Cops shouldn't need to be staring down everyone they see driving to see what they have in their hands. Design cell phones/vehicles so they don't work when motion exceeds 10 mph.
Can't do that. Perfectly legal, and not nearly as distracting, to be able to use your cell phone with vehicle-integrated hands-free. Some now even allow text-to-voice conversion without taking your eyes off the road.
Wife's Jeep does that. Pretty handy. Before I had to crank up my security settings my Droid Turbo would read my texts to be over the Bluetooth in my helmet. And accept voice replies
Can't do that. Perfectly legal, and not nearly as distracting, to be able to use your cell phone with vehicle-integrated hands-free. Some now even allow text-to-voice conversion without taking your eyes off the road.

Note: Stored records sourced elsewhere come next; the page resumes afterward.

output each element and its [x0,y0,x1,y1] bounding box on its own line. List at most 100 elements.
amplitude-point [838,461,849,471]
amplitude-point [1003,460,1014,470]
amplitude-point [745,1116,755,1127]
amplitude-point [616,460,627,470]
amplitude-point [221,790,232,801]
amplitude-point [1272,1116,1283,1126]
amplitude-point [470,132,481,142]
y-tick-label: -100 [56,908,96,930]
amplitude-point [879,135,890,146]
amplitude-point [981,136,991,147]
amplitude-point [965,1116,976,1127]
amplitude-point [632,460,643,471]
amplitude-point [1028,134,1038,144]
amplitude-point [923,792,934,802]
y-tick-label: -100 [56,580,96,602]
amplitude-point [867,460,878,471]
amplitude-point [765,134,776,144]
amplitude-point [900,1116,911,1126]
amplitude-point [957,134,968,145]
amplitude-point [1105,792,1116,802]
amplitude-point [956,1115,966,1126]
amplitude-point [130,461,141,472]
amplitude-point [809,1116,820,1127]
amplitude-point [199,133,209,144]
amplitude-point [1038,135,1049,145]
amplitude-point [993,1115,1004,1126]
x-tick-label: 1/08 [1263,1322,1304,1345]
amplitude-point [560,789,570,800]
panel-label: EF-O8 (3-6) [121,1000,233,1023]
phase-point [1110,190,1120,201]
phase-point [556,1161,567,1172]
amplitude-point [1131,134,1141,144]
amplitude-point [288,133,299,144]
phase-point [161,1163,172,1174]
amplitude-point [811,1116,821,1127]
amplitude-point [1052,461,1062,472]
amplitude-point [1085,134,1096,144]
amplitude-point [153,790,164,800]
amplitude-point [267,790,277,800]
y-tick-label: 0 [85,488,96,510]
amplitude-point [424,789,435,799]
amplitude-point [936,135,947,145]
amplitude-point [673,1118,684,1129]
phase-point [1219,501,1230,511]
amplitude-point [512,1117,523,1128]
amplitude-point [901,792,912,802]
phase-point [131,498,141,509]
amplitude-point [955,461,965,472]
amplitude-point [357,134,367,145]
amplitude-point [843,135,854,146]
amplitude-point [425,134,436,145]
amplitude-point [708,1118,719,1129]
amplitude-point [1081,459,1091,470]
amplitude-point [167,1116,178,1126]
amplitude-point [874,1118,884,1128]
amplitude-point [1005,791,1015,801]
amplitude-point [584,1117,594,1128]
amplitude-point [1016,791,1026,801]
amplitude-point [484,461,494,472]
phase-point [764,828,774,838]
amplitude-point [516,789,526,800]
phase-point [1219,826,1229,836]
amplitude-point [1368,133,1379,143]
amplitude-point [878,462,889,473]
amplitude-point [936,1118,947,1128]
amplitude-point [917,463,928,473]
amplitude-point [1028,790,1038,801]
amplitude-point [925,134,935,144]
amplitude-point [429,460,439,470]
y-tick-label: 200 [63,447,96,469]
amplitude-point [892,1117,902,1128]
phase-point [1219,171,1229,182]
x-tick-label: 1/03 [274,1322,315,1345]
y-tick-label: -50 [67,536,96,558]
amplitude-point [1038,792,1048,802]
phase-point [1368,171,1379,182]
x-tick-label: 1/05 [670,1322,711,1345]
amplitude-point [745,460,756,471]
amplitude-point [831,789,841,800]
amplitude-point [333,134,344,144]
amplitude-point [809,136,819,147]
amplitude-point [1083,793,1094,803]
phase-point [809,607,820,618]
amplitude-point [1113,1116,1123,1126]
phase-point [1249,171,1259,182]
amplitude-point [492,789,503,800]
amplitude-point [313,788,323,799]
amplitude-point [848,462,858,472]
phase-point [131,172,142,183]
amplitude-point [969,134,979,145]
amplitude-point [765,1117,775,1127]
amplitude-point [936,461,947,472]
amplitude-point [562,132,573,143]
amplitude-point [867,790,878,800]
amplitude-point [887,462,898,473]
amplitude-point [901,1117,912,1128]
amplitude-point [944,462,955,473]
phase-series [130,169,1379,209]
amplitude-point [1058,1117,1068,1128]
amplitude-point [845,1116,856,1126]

I don't have the text-to-speech option in the truck, but the handsfree cell is very handy. And if you really want, you can get an app (at least for Android) that receives texts, auto-replies with a message of your choice, and after a few seconds reads the message out loud to you. You can't respond, but you know who texted and what they want.
If you have a relatively new Android phone, you probably have the Assist App that will kick in automatically when you drive.
It answers your calls and text messages automatically and uses voice to read your messages and send a response.
Both that and answering a call are 100% hands free, don't have to pick up the phone, don't need an external device. Phones internal H/W kicks in the speaker phone option.
Not sure how many have that built in. But I did find out it wasn't my security settings blocking my replacement Droid Turbo from doing that. Seems there were some settings that were not defaulted on. Got it working so while I'm on the motorcycle, it tells me through my helmet Bluetooth "Text message from Don, do you want to listen to it?" I say yes, and it plays it for me and asks me if I want to respond. I know most modern Motorola phones have that functionality baked right in through the Moto app. But you have to know it's there, seek it out and enable it.
It's the Assist App. And yes, you have to turn it on. I don't have blue tooth (in the vehicle) so it works using the speaker phone. Not much different than Bluetooth.
You can't have a headset in a car. Surprised you can have one on the bike.
Hell, we barely teach them to drive A to B. Let alone actually drive.
You know, the scan you are taught in drivers ed? Same sort of scan we teach fighter pilots.
Everything that is caused by the action of man is a collision.
Erratic lane changes, failure to yield the right of way, distracted driving, impeding the flow of traffic, are a few of the cause of collisions.